Otitis Media: Everything You Need To Know

Doctor examined the patient's ear with OtoscopeOtitis media is an infection of the middle ear. It causes inflammation of the eardrum. As a result, it leads to fluid accumulation in the space after the eardrum. Also called middle ear infection, this condition is more common in children.

Although treating otitis media in children is easy and manageable, recurrent infection in adults may hint an underlying medical condition. In some cases, an ear infection may lead to hearing loss, warranting a visit to an ENT specialist in Denver, Colorado who might suggest the use of hearing aids. Here are things that you need to know about otitis media:

What Causes Otitis Media?

Bacteria cause an ear infection. But the type of infection relies on the cause and the affected part of the ear. For instance, middle ear infection comes from a condition in the respiratory tract such as a cold, a cough, or flu.

The nasal passages become inflamed, including the throat and Eustachian tube, which is the canal that connects the middle ear to the upper throat. When the tube becomes swollen, it leads to blockage of air passage, so fluid accumulates in the middle ear.
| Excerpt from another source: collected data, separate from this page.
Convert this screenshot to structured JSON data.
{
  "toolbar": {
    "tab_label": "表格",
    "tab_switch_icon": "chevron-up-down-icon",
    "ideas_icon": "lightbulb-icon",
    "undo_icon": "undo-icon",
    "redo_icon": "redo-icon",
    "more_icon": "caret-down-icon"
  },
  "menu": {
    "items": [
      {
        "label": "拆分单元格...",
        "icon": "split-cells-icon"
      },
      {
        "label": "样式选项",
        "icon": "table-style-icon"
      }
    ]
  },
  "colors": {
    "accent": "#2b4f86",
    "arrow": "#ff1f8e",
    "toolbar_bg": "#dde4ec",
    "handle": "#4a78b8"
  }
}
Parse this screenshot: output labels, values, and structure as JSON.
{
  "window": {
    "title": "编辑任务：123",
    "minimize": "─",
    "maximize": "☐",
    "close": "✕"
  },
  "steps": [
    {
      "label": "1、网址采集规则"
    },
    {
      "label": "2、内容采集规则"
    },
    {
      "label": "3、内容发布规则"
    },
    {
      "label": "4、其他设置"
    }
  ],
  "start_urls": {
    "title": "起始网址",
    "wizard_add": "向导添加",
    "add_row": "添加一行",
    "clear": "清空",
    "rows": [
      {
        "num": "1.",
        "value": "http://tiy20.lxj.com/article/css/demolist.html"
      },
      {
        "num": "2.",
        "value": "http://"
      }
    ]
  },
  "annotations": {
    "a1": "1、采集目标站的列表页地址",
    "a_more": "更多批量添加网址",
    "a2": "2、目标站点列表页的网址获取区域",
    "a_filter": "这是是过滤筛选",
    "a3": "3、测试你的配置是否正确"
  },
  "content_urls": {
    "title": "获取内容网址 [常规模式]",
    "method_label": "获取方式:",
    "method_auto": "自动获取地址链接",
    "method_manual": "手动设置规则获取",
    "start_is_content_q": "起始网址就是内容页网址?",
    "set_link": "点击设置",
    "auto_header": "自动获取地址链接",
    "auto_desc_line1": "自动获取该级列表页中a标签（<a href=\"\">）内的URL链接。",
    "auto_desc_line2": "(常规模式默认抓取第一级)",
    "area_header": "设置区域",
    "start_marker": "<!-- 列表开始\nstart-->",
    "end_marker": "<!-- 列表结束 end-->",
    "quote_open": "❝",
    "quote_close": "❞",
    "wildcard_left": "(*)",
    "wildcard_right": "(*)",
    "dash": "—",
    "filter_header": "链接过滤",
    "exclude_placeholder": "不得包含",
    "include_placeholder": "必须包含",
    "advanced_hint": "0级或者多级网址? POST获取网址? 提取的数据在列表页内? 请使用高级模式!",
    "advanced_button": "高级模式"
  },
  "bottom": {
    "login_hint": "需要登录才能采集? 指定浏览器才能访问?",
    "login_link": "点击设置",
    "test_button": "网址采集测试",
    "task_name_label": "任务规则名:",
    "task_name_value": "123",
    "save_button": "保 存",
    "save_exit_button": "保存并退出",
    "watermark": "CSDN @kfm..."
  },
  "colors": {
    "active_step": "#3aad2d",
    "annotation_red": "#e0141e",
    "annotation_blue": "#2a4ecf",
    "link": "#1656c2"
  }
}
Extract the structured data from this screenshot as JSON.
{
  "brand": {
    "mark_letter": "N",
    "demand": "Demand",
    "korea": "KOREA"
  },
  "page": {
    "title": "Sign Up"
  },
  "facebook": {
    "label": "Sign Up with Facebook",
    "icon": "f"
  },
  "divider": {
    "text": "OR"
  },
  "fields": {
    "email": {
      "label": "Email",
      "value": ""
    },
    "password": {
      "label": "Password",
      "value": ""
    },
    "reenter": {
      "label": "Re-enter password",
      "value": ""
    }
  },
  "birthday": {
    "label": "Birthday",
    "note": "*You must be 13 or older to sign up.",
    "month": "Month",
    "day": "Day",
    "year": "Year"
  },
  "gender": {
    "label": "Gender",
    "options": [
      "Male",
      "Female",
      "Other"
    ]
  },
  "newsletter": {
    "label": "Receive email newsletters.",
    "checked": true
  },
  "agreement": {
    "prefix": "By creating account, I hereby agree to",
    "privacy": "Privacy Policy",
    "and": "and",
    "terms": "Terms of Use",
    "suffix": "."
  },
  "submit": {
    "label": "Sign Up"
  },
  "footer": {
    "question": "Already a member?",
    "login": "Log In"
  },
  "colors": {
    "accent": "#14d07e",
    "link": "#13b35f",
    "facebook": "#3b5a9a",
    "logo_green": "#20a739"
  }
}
There are also risk factors that might increase the risk of having the condition. These include a family history of ear infections, bottle-fed babies, children at daycare centers, people living with cigarette smokers, cigarette smokers, people with palate problems (cleft palate), and people with chronic respiratory diseases such as cystic fibrosis or asthma.

What Are the Symptoms of Otitis Media?

The middle ear is the area behind the eardrum. The symptoms include a sudden loss of hearing and fever. In children, the common signs and symptoms are pulling or tugging the ear, irritability, restlessness, especially at night, diarrhea, coughing, runny nose, poor feeding, and loss of balance. Chronic or recurrent ear infections usually have milder symptoms than acute attacks.

What Are the Complications of Otitis Media?

Although most ear infections are easily manageable, they might also lead to complications. People who have recurrent infections can have hearing loss, mastoiditis, eardrum rupture, labyrinthitis, cholesteatoma, and, in severe cases, meningitis or the inflammation of the membrane surrounding the brain.

How Are Ear Infections Diagnosed?

ENT doctor examining the ear of a manIn diagnosing middle ear infections, the diagnostic test depends on the symptoms present. The doctor may perform a physical assessment. They may use an otoscope to visualize the inner part of the ear.

Another test to perform is audiometry using an audiometer to test for any signs of hearing loss. In some cases, if the infection has spread to nearby areas, CT scan and MRI may be requested. This way, the doctor can see the extent of the infection.

How Is Otitis Media Treated?

The treatment of otitis media focuses on eradicating the infection. The doctor may prescribe antibiotics. Ear infections cause extreme pain. Pain relief is recommended using painkillers and anti-inflammatory drugs. Lastly, prevention is better than cure, the best way to prevent ear infections is to avoid having colds and other respiratory diseases. You can have the annual vaccination for flu. Babies who are bottle-fed should be given the medicine in an upright position. Breastfeeding until at least six months old has been linked to a reduced risk of otitis media.

Ear infections can cause many possible complications. The key is to identify the problem right away and seek immediate medical attention.